Les machines de l'entreprise Freescale ont été démantelées et disséminées à plusieurs endroits en octobre 2012 (Amérique, Asie, PME françaises, labo LAAS CNRS...) / © France 3 Midi-Pyrénées
Les machines de l'entreprise Freescale ont été démantelées et disséminées à plusieurs endroits en octobre 2012 (Amérique, Asie, PME françaises, labo LAAS CNRS...) / © France 3 Midi-Pyrénées

Par Véronique Haudebourg

Selon la CGT, lors d'un point sur les licenciements des Freescale, la direction annoncerait le « repositionnement » de 268 salariés sur les 494 licenciements directs.
Sur les 494 licenciements directs la direction avancerait :
  • 26 emplois CDI
  • 14 Créations d’entreprise
  • 18 emplois CDD ou intérim
  • 35 salaries en formation
  • 175 projets personnels
Pour le syndicat, les seuls reclassements sont en réalité les CDI et les créations d'entreprise soit 40 salariés sur les 494 licenciements directs. Soit un taux de reclassement de 8,09 %. Loin des objectifs annoncés lors du plan de sauvegarde de l'emploi.

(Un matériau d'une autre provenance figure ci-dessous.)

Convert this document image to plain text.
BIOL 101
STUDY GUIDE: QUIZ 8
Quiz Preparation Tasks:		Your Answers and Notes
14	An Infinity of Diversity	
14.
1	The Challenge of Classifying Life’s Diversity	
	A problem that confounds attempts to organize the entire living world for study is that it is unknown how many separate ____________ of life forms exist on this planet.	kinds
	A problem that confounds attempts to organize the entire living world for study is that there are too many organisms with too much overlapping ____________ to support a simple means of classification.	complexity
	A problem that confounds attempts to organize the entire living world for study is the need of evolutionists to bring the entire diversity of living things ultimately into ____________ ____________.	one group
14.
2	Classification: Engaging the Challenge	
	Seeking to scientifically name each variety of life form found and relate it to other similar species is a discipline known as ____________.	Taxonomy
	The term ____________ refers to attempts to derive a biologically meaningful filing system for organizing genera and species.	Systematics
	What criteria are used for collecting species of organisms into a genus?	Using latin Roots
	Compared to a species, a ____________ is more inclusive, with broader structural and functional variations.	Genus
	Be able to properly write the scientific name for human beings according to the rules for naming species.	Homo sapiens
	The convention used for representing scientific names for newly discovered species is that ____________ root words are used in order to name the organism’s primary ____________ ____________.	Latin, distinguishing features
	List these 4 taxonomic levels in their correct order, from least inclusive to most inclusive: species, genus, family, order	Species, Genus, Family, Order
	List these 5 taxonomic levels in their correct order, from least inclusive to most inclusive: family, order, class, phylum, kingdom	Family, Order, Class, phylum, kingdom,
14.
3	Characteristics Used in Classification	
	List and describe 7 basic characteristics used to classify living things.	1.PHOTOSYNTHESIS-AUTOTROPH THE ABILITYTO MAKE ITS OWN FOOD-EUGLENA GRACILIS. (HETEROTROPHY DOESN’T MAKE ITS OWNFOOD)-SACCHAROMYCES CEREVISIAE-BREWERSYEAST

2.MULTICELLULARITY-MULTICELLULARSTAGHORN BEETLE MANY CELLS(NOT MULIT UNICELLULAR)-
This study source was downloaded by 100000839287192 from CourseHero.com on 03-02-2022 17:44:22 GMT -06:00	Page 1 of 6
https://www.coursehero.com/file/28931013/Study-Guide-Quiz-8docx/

Freescale Semiconductor Toulouse développe des produits destinés à l'industrie automobile (airbag, ABS, multiplexing, interrupteur intelligent de puissance...) ou des produits de gestion de l'énergie via Ethernet. Le site Freescale Toulouse est le plus important d'Europe. La direction du groupe américain a décidé en 2009 de fermer l'atelier de production jugé obsolète, occupant alors 821 salariés, et a licencié en août 2012 les 400 salariés puis 100 supplémentaires du secteur fabrication de composants et puces électroniques.